Objective: Myocardial ischemic damage is reduced by volatile anesthetics in patients undergoing coronary artery bypass graft surgery. The authors tested the hypothesis that low-dose sevoflurane could decrease perioperative myocardial damage, as measured by cTnI release, when compared with placebo, in patients undergoing interventional cardiology procedures.
Design: A single-blind, randomized controlled trial.
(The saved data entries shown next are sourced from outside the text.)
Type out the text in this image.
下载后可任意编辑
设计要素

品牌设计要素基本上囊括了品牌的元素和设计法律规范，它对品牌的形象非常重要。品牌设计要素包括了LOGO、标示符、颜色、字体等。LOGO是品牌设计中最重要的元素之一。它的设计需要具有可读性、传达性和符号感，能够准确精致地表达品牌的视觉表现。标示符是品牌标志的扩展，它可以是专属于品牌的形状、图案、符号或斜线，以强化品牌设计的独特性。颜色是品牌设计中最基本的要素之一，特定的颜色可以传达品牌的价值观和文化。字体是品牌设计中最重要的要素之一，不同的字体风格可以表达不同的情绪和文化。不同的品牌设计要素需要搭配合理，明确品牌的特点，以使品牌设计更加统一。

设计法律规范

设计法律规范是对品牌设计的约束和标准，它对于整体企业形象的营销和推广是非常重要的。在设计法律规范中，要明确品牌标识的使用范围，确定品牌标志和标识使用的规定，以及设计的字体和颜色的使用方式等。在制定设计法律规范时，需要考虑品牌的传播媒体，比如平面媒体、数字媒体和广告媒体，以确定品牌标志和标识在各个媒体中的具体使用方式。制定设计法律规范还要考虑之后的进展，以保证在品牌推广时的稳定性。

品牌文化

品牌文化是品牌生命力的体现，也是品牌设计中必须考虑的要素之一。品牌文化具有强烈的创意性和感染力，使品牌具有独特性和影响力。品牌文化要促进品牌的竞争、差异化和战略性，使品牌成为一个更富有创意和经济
Setting: A university hospital.
Participants: Thirty patients undergoing stenting procedures (May 2005) were included in the present study.
Interventions: The authors randomly assigned 16 patients to breathe sevoflurane (expired end-tidal concentration 1%) and 14 patients to breathe a placebo oxygen/air mix before stenting procedures.
Measurements and main results: Postprocedural cardiac troponin I release was measured as a marker of myocardial necrosis. Sixteen patients had detectable cardiac troponin I levels after stenting procedures, with no difference between groups: 10 in the sevoflurane group (16 patients) versus 6 in the placebo group (14 patients) (p = 0.3). No difference in the amount of postprocedural median (interquartile range) cardiac troponin I release was noted between the sevoflurane group, 0.15 (0-4.73) ng/mL, and the placebo group, 0.14 (0-0.87) ng/mL (p = 0.4).
Conclusions: Myocardial damage measured by cardiac troponin release was not reduced by the volatile anesthetic sevoflurane during interventional cardiology procedures in this study.